Reflecting on this, I was reminded of a statistic put out by the Scottish Government some time ago, to the effect that if we are to meet the needs of all those requiring care& support in the future in the same way as we do today, then by 2032 every single school leaver in Scotland will need to become a support worker in order to keep up with demand.

Even if we could manage to recruit them all, we couldn’t even begin to pay them, and these realities are now starting to drive some pretty radical reconfigurations of the workforce in our sector. Examples include the deconstruction of typical management hierarchies within care organisations and the development of self-organising teams to take their place. It will be interesting to see whether these shifts make recruitment any easier. In theory, they should do, since greater devolution of decision-making and professional autonomy to those at the front line are likely to make care & support a more attractive professional prospect; on the flipside, there may be an intensification of responsibility at support worker level that some people may feel isn’t appropriately reflected in pay.

We’re also seeing the beginnings of the ‘gig economy’ in care & support, whereby self-employed ‘micro-providers’ of highly personalised support are being marketed as a best value option that avoids the overhead costs incurred by larger organisational set-ups. Before commissioners raise three cheers for these new models, we should all take note that at least some of the savings on offer may be achieved by lower pay, little or no support & supervision and the bypassing of more or less the entire regulatory structure that we have invested in so heavily in Scotland.
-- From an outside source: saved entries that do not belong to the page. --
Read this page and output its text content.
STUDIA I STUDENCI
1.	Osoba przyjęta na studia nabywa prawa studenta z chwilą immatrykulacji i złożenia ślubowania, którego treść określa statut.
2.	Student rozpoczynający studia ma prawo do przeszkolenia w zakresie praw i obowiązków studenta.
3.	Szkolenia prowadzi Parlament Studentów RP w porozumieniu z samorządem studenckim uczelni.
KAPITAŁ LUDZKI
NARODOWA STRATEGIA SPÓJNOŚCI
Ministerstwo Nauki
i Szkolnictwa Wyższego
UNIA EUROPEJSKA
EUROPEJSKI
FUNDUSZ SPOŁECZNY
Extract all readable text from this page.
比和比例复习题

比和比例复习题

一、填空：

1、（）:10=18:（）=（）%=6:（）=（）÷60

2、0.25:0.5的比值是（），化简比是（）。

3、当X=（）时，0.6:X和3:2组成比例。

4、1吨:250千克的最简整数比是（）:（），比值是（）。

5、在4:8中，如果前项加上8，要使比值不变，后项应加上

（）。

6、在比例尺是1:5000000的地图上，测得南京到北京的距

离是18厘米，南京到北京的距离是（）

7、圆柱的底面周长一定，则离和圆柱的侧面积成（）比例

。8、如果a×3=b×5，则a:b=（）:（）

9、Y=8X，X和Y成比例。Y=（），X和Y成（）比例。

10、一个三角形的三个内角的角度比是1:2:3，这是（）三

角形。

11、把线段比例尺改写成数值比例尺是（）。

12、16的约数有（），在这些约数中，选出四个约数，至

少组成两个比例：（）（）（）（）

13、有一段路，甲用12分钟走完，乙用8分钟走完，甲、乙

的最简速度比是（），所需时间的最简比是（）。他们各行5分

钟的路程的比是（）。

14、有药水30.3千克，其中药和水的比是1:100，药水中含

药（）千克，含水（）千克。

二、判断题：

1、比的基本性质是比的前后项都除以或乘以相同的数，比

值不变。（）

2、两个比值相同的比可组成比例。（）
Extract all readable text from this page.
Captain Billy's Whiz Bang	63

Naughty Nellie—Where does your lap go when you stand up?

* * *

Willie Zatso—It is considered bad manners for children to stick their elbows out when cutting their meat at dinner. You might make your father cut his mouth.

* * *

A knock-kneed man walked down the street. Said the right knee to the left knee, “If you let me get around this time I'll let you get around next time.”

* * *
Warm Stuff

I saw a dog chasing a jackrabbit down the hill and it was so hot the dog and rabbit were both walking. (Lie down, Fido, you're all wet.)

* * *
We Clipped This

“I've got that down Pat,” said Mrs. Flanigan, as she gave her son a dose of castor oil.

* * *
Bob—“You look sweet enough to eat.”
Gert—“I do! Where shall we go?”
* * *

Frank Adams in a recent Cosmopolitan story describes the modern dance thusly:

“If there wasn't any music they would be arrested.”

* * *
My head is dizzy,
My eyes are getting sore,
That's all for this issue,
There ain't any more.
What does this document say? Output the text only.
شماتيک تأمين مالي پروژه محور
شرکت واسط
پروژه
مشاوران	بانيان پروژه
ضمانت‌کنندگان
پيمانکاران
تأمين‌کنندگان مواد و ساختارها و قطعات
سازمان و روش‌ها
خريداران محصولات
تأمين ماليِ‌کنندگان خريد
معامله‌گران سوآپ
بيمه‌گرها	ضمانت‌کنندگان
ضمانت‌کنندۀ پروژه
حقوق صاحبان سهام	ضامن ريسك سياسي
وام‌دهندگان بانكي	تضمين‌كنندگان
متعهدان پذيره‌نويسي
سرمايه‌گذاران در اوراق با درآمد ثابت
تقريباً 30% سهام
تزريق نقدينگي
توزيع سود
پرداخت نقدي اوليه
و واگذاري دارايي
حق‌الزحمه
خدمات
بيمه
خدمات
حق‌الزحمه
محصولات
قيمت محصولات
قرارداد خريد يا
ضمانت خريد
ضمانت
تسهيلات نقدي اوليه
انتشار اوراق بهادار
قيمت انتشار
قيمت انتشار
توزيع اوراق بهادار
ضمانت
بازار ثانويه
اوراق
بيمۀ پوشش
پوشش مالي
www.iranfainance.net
The report offers lots more food for thought with a wealth of data on staff retention; registration and qualification levels; zero-hours contracts; the impact of the Living Wage initiative; and a host of other HR-related areas.

Many thanks to Alison Christie (CCPS) and Michelle Nairn (CCPS and Includem) for organising this year’s benchmarking exercise; to Ian Cunningham and colleagues at Strathclyde University for conducting the research and drafting the report; and to all those organisations that took part.